La Orden y sus Instituciones

Los Caballeros de Malta

La Orden de Malta es una de las pocas órdenes nacidas en la Edad Media que está todavía en activo. Es, además, la única orden que sigue siendo a la vez religiosa y soberana. Tal circunstancia se debe al hecho de que no todas las otras órdenes de caballería tenían la función hospitalaria que caracteriza a la Orden de Malta, y a que una vez que desapareció la motivación militar que las justificaba fue disminuyendo su razón de ser.

Los Caballeros de Malta

La naturaleza caballeresca explica y justifica el mantenimiento del carácter nobiliario de la Orden, ya que muchos de sus Caballeros procedían en el pasado de las familias nobles del mundo cristiano. Hoy, la mayoría de los Caballeros de Malta pertenece a clases no nobles. Los miembros de la Orden pueden definirse como gentilhombres católicos animados por una altruista nobleza de espíritu y de comportamiento. Todos los caballeros de Malta responden a la condición prevista antiguamente para la concesión de títulos de nobleza: haberse distinguido por su especial virtud.
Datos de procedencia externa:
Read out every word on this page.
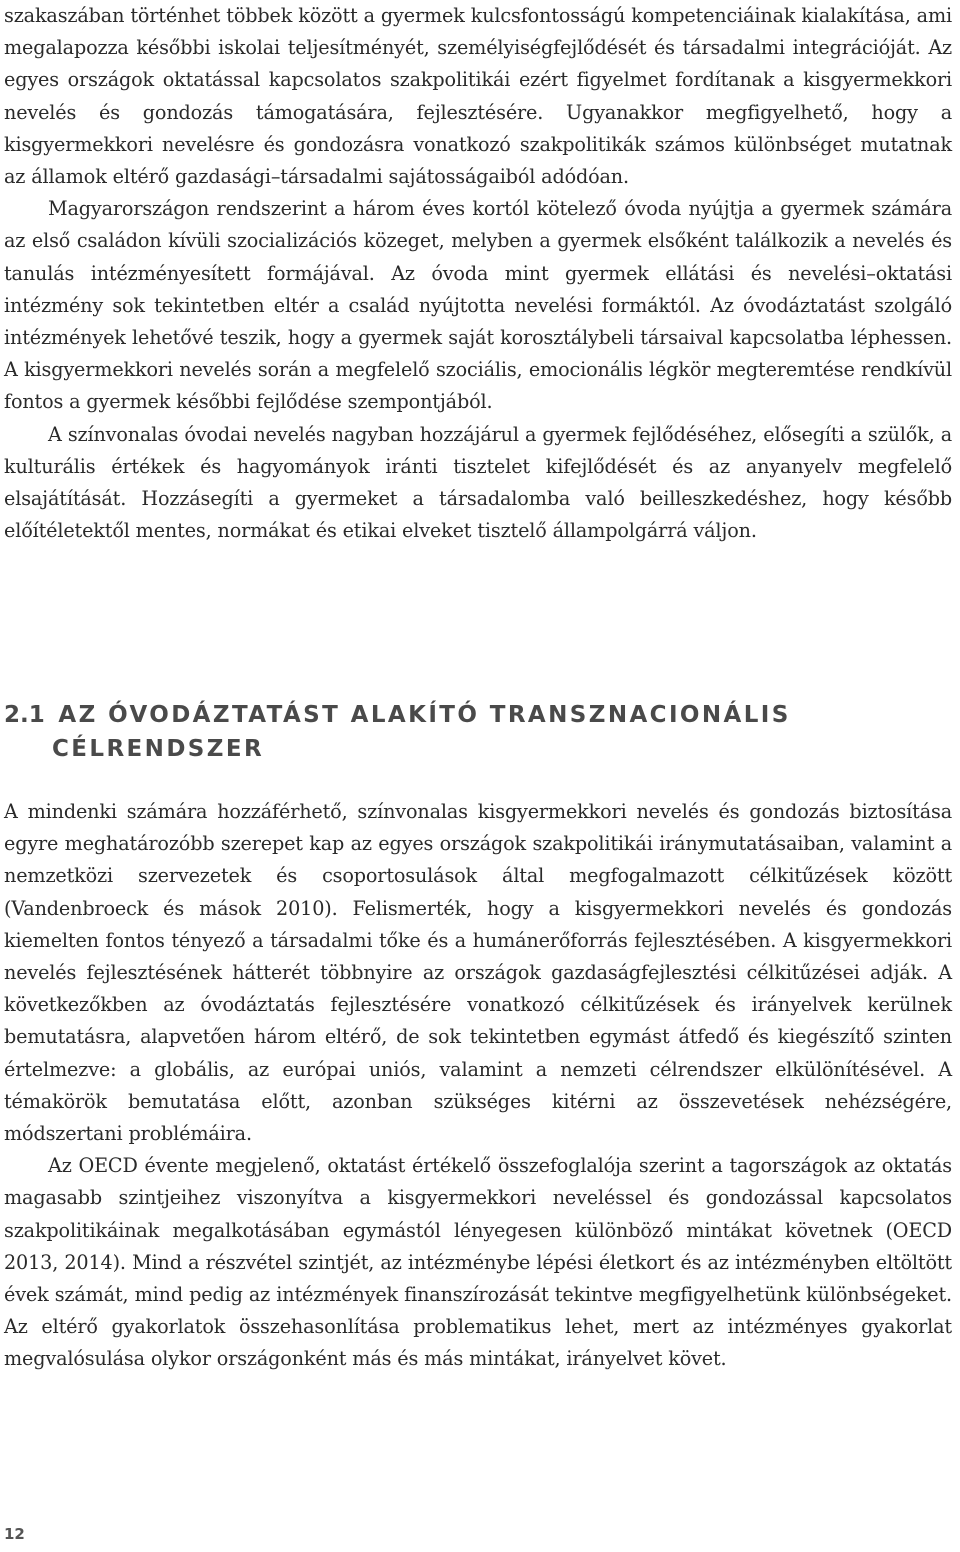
szakaszában történhet többek között a gyermek kulcsfontosságú kompetenciáinak kialakítása, ami megalapozza későbbi iskolai teljesítményét, személyiségfejlődését és társadalmi integrációját. Az egyes országok oktatással kapcsolatos szakpolitikái ezért figyelmet fordítanak a kisgyermekkori nevelés és gondozás támogatására, fejlesztésére. Ugyanakkor megfigyelhető, hogy a kisgyermekkori nevelésre és gondozásra vonatkozó szakpolitikák számos különbséget mutatnak az államok eltérő gazdasági–társadalmi sajátosságaiból adódóan.

Magyarországon rendszerint a három éves kortól kötelező óvoda nyújtja a gyermek számára az első családon kívüli szocializációs közeget, melyben a gyermek elsőként találkozik a nevelés és tanulás intézményesített formájával. Az óvoda mint gyermek ellátási és nevelési–oktatási intézmény sok tekintetben eltér a család nyújtotta nevelési formáktól. Az óvodáztatást szolgáló intézmények lehetővé teszik, hogy a gyermek saját korosztálybeli társaival kapcsolatba léphessen. A kisgyermekkori nevelés során a megfelelő szociális, emocionális légkör megteremtése rendkívül fontos a gyermek későbbi fejlődése szempontjából.

A színvonalas óvodai nevelés nagyban hozzájárul a gyermek fejlődéséhez, elősegíti a szülők, a kulturális értékek és hagyományok iránti tisztelet kifejlődését és az anyanyelv megfelelő elsajátítását. Hozzásegíti a gyermeket a társadalomba való beilleszkedéshez, hogy később előítéletektől mentes, normákat és etikai elveket tisztelő állampolgárrá váljon.

2.1 AZ ÓVODÁZTATÁST ALAKÍTÓ TRANSZNACIONÁLIS
CÉLRENDSZER

A mindenki számára hozzáférhető, színvonalas kisgyermekkori nevelés és gondozás biztosítása egyre meghatározóbb szerepet kap az egyes országok szakpolitikái iránymutatásaiban, valamint a nemzetközi szervezetek és csoportosulások által megfogalmazott célkitűzések között (Vandenbroeck és mások 2010). Felismerték, hogy a kisgyermekkori nevelés és gondozás kiemelten fontos tényező a társadalmi tőke és a humánerőforrás fejlesztésében. A kisgyermekkori nevelés fejlesztésének hátterét többnyire az országok gazdaságfejlesztési célkitűzései adják. A következőkben az óvodáztatás fejlesztésére vonatkozó célkitűzések és irányelvek kerülnek bemutatásra, alapvetően három eltérő, de sok tekintetben egymást átfedő és kiegészítő szinten értelmezve: a globális, az európai uniós, valamint a nemzeti célrendszer elkülönítésével. A témakörök bemutatása előtt, azonban szükséges kitérni az összevetések nehézségére, módszertani problémáira.

Az OECD évente megjelenő, oktatást értékelő összefoglalója szerint a tagországok az oktatás magasabb szintjeihez viszonyítva a kisgyermekkori neveléssel és gondozással kapcsolatos szakpolitikáinak megalkotásában egymástól lényegesen különböző mintákat követnek (OECD 2013, 2014). Mind a részvétel szintjét, az intézménybe lépési életkort és az intézményben eltöltött évek számát, mind pedig az intézmények finanszírozását tekintve megfigyelhetünk különbségeket. Az eltérő gyakorlatok összehasonlítása problematikus lehet, mert az intézményes gyakorlat megvalósulása olykor országonként más és más mintákat, irányelvet követ.

12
El carácter caballeresco de la Orden tiene todavía hoy gran vigencia moral, porque denota el espíritu de servicio, de abnegación y de disciplina que anima a los Caballeros de Malta. Las batallas no se combaten ya con la espada, sino con instrumentos pacíficos de lucha contra las enfermedades, la miseria, la marginación y la intolerancia, y en el testimonio y la defensa de la Fe católica.

Los 13.500 Caballeros y Damas que componen la Orden de Malta deben observar una conducta cristianamente ejemplar en la vida privada y pública, contribuyendo a hacer operante la tradición de la Orden. Les incumbe de manera particular la cooperación efectiva en las obras de asistencia hospitalaria y social de la Orden.

Las tres clases

Según la Carta Constitucional, los miembros de la Orden de Malta se dividen en tres clases y deben conformarse con las enseñanzas de la Iglesia católica y participar en las actividades asistenciales de la Orden.
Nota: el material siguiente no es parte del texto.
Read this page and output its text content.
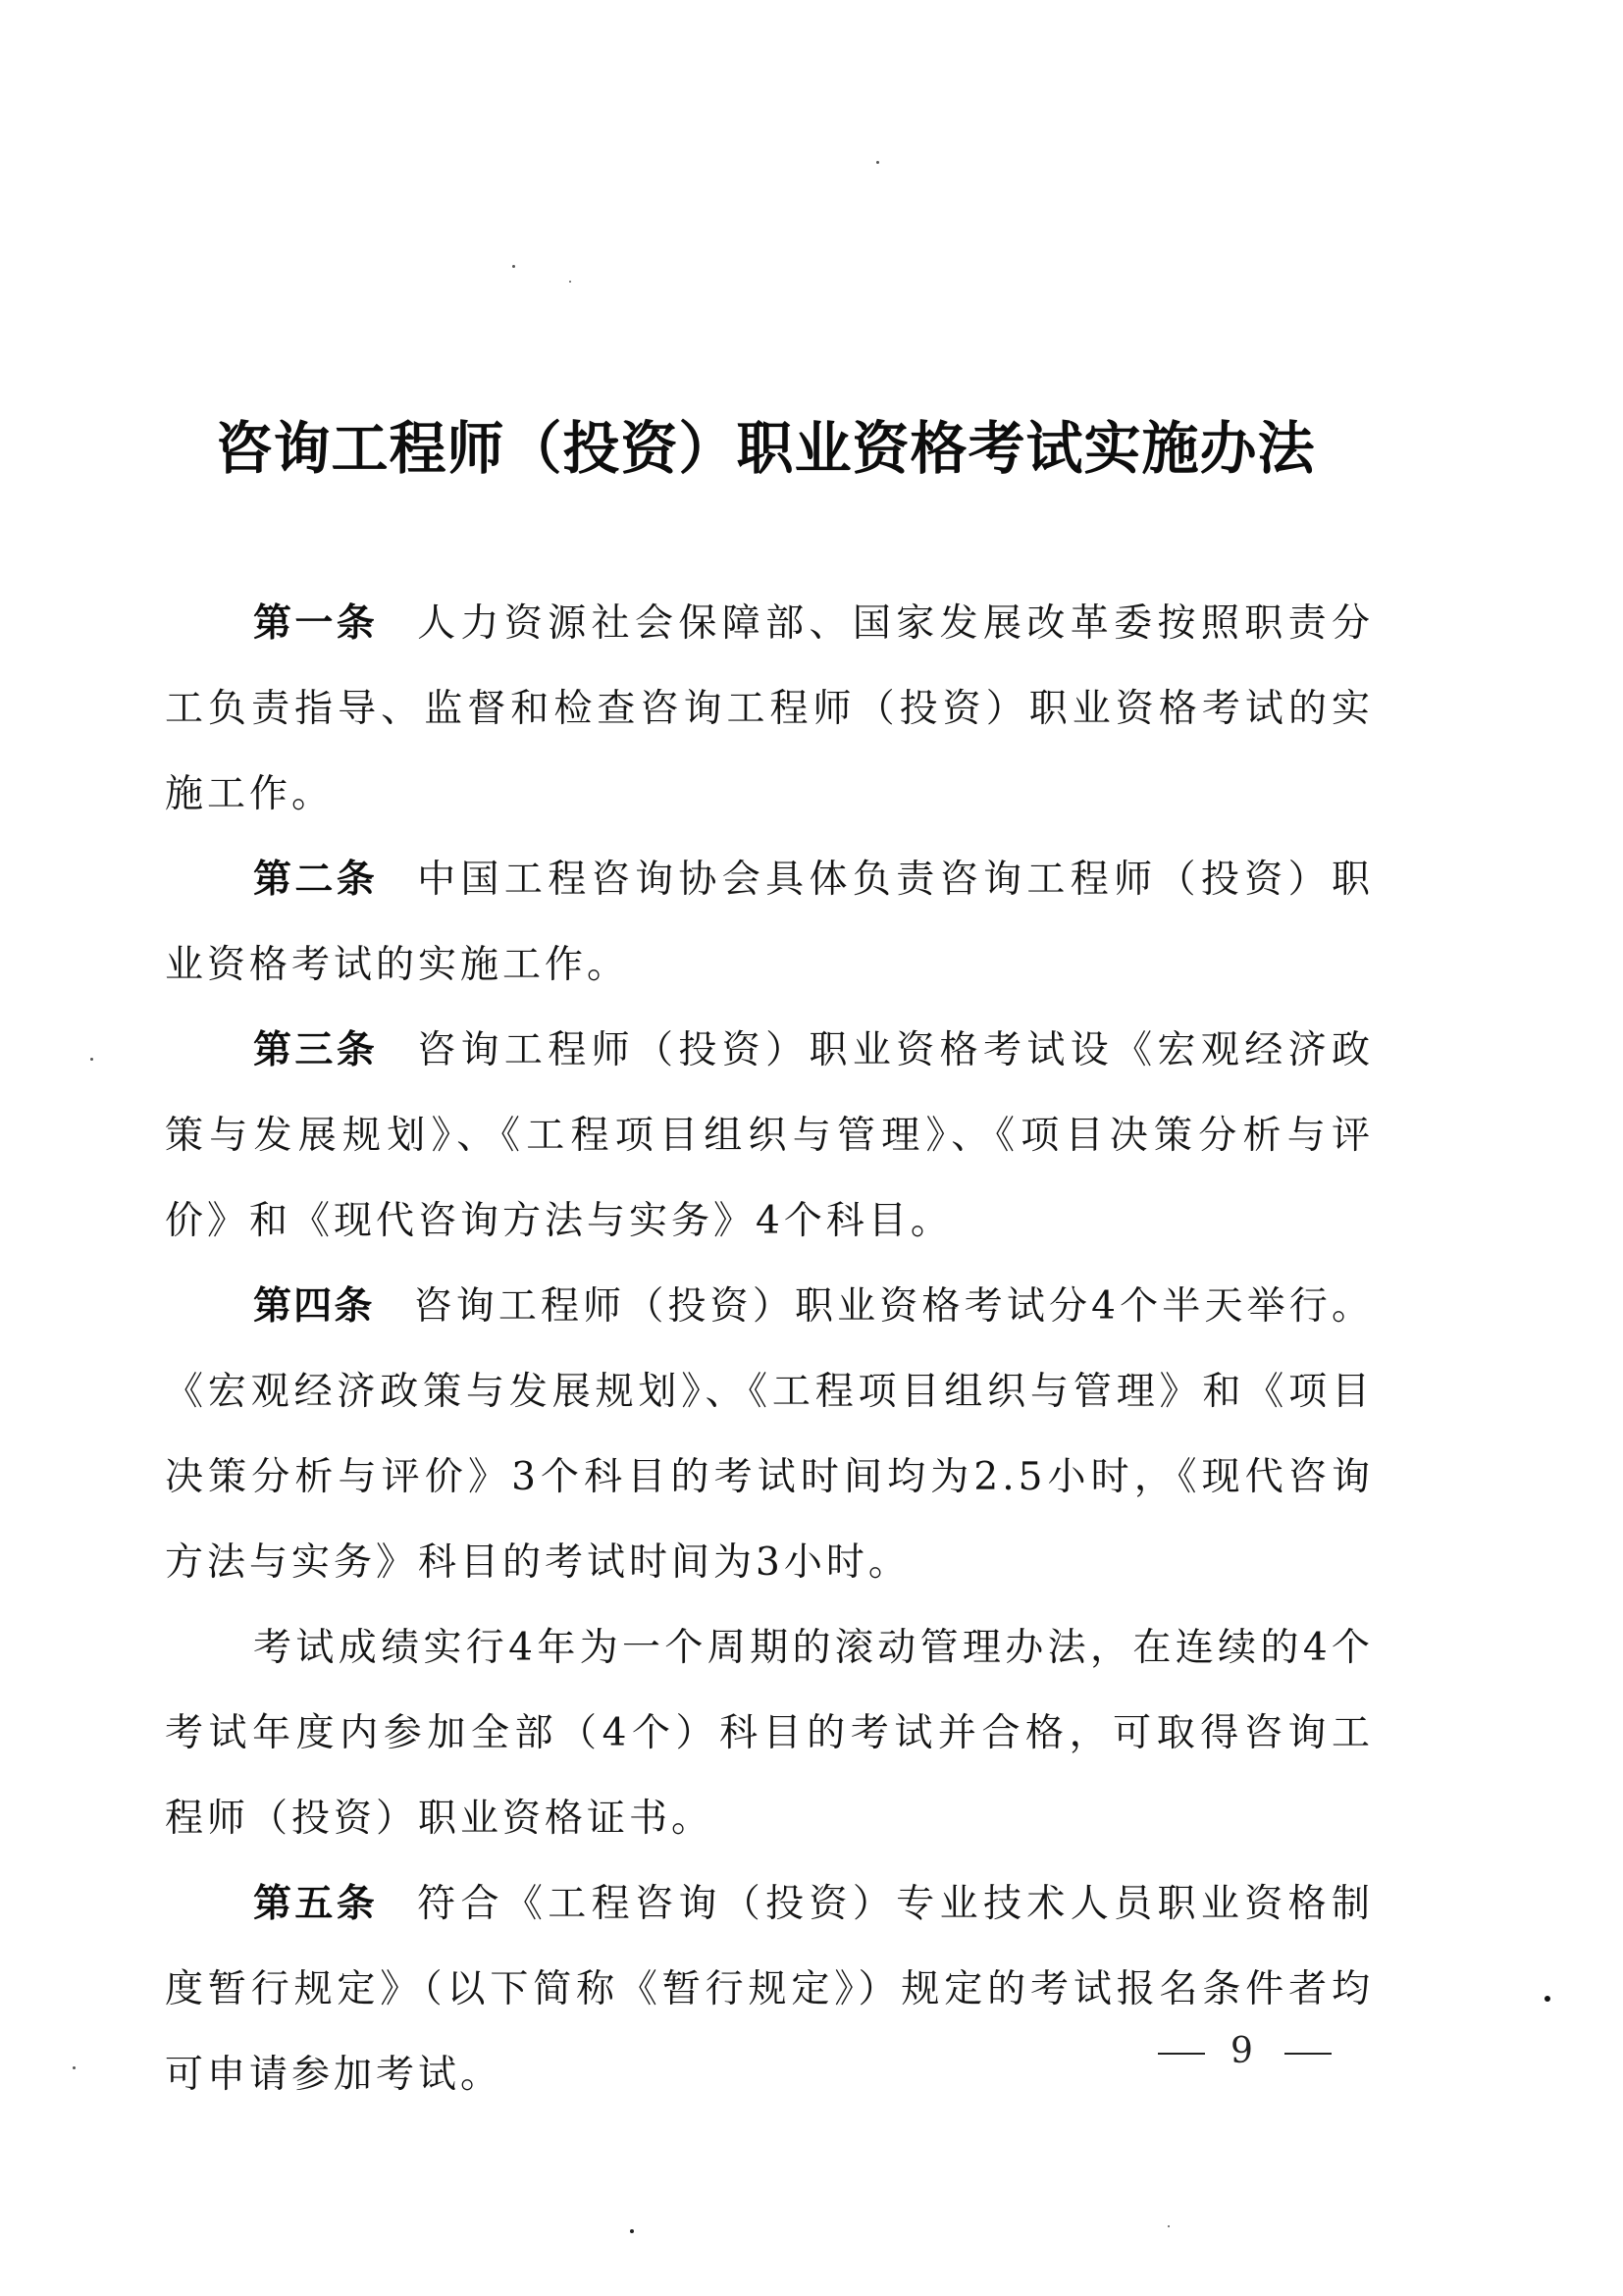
咨询工程师（投资）职业资格考试实施办法

第一条 人力资源社会保障部、国家发展改革委按照职责分工负责指导、监督和检查咨询工程师（投资）职业资格考试的实施工作。

第二条 中国工程咨询协会具体负责咨询工程师（投资）职业资格考试的实施工作。

第三条 咨询工程师（投资）职业资格考试设《宏观经济政策与发展规划》、《工程项目组织与管理》、《项目决策分析与评价》和《现代咨询方法与实务》4个科目。

第四条 咨询工程师（投资）职业资格考试分4个半天举行。《宏观经济政策与发展规划》、《工程项目组织与管理》和《项目决策分析与评价》3个科目的考试时间均为2.5小时，《现代咨询方法与实务》科目的考试时间为3小时。

考试成绩实行4年为一个周期的滚动管理办法，在连续的4个考试年度内参加全部（4个）科目的考试并合格，可取得咨询工程师（投资）职业资格证书。

第五条 符合《工程咨询（投资）专业技术人员职业资格制度暂行规定》（以下简称《暂行规定》）规定的考试报名条件者均可申请参加考试。

9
A la Primera Clase pertenecen los Caballeros de Justicia, o Profesos, y los Capellanes Conventuales Profesos, que deben profesar los votos de pobreza, castidad y obediencia, con el fin de perseguir la perfección evangélica. Son religiosos a todos los efectos, según las normas del Derecho Canónico, pero no están obligados a la vida en común.

Los miembros pertenecientes a la Segunda Clase, en virtud de la Promesa de Obediencia que han profesado, se obligan a vivir según los principios cristianos y según aquellos principios relativos al espíritu de la Orden. Se subdividen en tres categorías:
– Caballeros y Damas de Honor y Devoción en Obediencia
– Caballeros y Damas de Gracia y Devoción en Obediencia
– Caballeros y Damas de Gracia Magistral en Obediencia.

La Tercera Clase está constituida por miembros laicos que no profesan votos religiosos, ni la Promesa de Obediencia, pero viven según los principios de la Iglesia y de la Orden. Se subdividen en seis categorías:

- Caballeros y Damas de Honor y Devoción
– Capellanes Conventuales ad honorem
– Caballeros y Damas de Gracia y Devoción
– Capellanes Magistrales
– Caballeros y Damas de Gracia Magistral
– Donados y Donadas de Devoción.

El Gran Priorato o la Asociación Nacional competente son responsables en cada territorio de las propuestas de admisión.